Revise Air Carrier's Continuous Airworthiness Maintenance Program (CAMP) and Airworthiness Limitation Section (ALS)
(i) Within 30 days of the effective date of this AD, revise the air carrier's approved CAMP and Instructions for Continued Airworthiness (ICA) Chapter 5, Airworthiness Limitation Section for the CF6-80C2 and CF6-80E1 series engines to require:
(1) Repetitive inspections of fuel manifolds, P/Ns 1303M31G12 and 1303M32G12, installed in drainless fuel manifold assemblies introduced by CF6-80C2 S/B 73-0253 and CF6-80E1 S/B 73-0026, as detailed in paragraphs (g) and (h) of this AD, at 7,500 FH intervals.
(2) Mandatory removal of all loop clamps that hold the fuel manifold, P/Ns 1303M31G12 and 1303M32G12, to the CRF damper brackets, at each inspection.
(3) Replacement of all loop clamps with new, zero-time loop clamps, at each inspection.
Alternative Methods of Compliance
(j) The Manager, Engine Certification Office, has the authority to approve alternative methods of compliance for this AD if requested using the procedures found in 14 CFR 39.19.
(k) GEAE SB CF6-80C2 S/B 73-0326, dated March 5, 2003, and GEAE SB CF6-80E1 S/B 73-0061, dated April 14, 2003; and the following GE engine manuals pertain to the subject of this AD:
(1) CF6-80C2 Engine Manual GEK 92451.
(2) CF6-80C2L1F Engine Manual GEK 112213.
(3) CF6-80C2K1F Engine Manual GEK 112721.
(4) CF6-80E1 Engine Manual GEK 99376.
(l) Contact General Electric Company via Lockheed Martin Technology Services, 10525 Chester Road, Suite C, Cincinnati, Ohio 45215; telephone (513) 672-8400; fax (513) 672-8422, for the service information identified in this AD.

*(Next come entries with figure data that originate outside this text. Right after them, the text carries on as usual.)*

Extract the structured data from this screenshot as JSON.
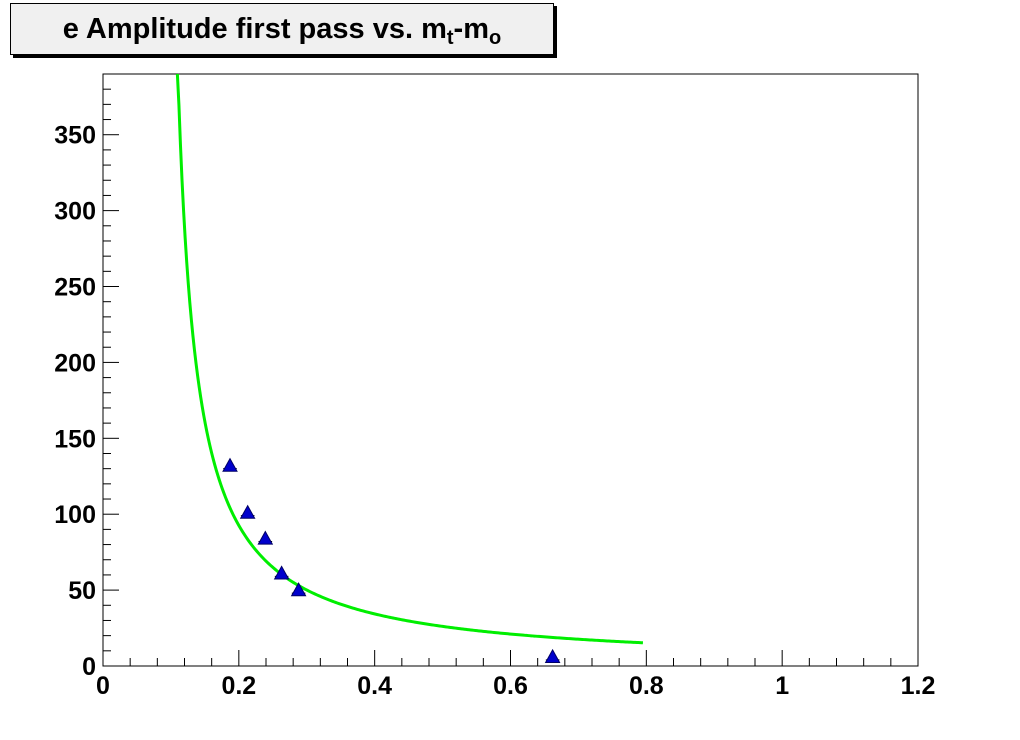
{
  "title": {
    "prefix": "e Amplitude first pass vs. m",
    "sub1": "t",
    "mid": "-m",
    "sub2": "o"
  },
  "chart_data": {
    "type": "scatter",
    "title": "e Amplitude first pass vs. m_t-m_o",
    "xlabel": "",
    "ylabel": "",
    "xlim": [
      0,
      1.2
    ],
    "ylim": [
      0,
      390
    ],
    "x_ticks": [
      "0",
      "0.2",
      "0.4",
      "0.6",
      "0.8",
      "1",
      "1.2"
    ],
    "y_ticks": [
      "0",
      "50",
      "100",
      "150",
      "200",
      "250",
      "300",
      "350"
    ],
    "grid": false,
    "legend": "none",
    "series": [
      {
        "kind": "points",
        "marker": "triangle-up",
        "color": "#0000cc",
        "x": [
          0.187,
          0.213,
          0.239,
          0.263,
          0.288,
          0.662
        ],
        "y": [
          132,
          101,
          84,
          61,
          50,
          6
        ],
        "xerr": [
          0.01,
          0.01,
          0.01,
          0.01,
          0.01,
          0.01
        ]
      },
      {
        "kind": "fit-curve",
        "color": "#00ee00",
        "function": "a / (x - b)",
        "params": {
          "a": 10.9,
          "b": 0.0823
        },
        "x_range": [
          0.1095,
          0.795
        ]
      }
    ]
  }
}
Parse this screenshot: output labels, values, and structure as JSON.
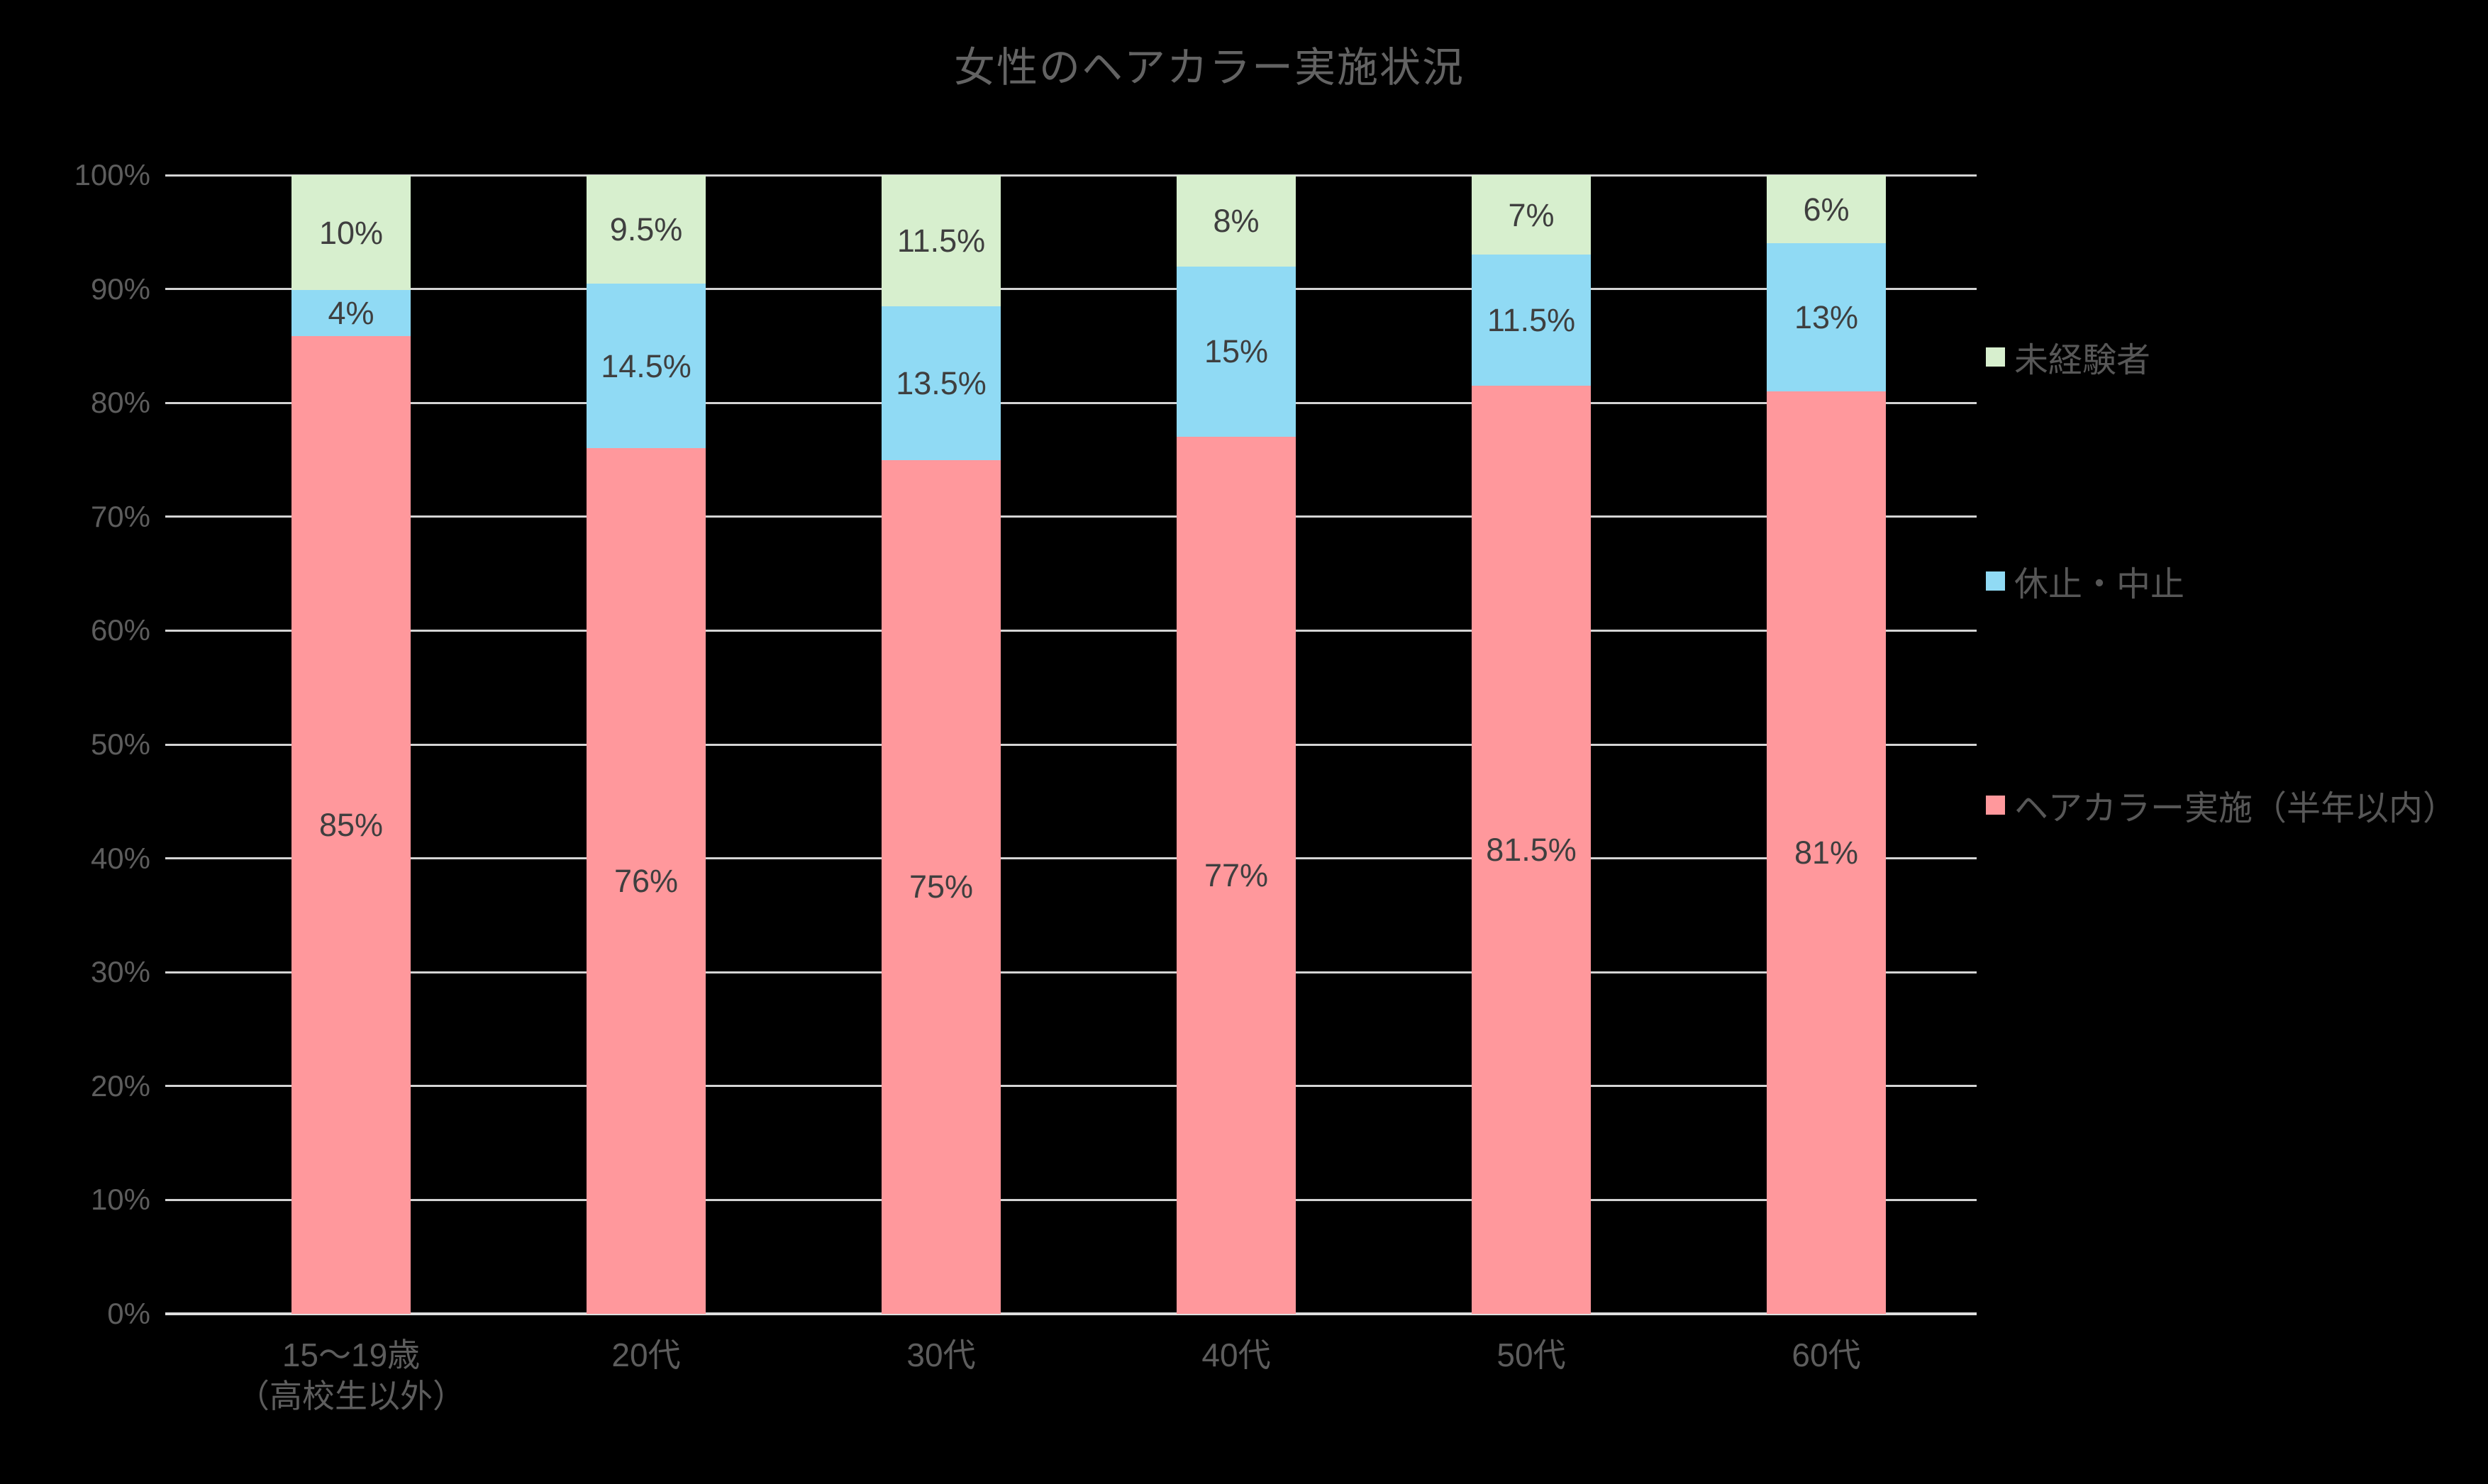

(m) Contact Robert Green, Aerospace Engineer, Engine Certification Office, FAA, Engine and Propeller Directorate, 12 New England Executive Park, Burlington, MA 01803; e-mail: Robert.email@example.com; telephone (781) 238-7754; fax (781) 238-7199, for more information about this AD.Start Signature
Issued in Burlington, Massachusetts, on February 17, 2009.
Thomas A. Boudreau,
Acting Manager, Engine and Propeller Directorate, Aircraft Certification Service.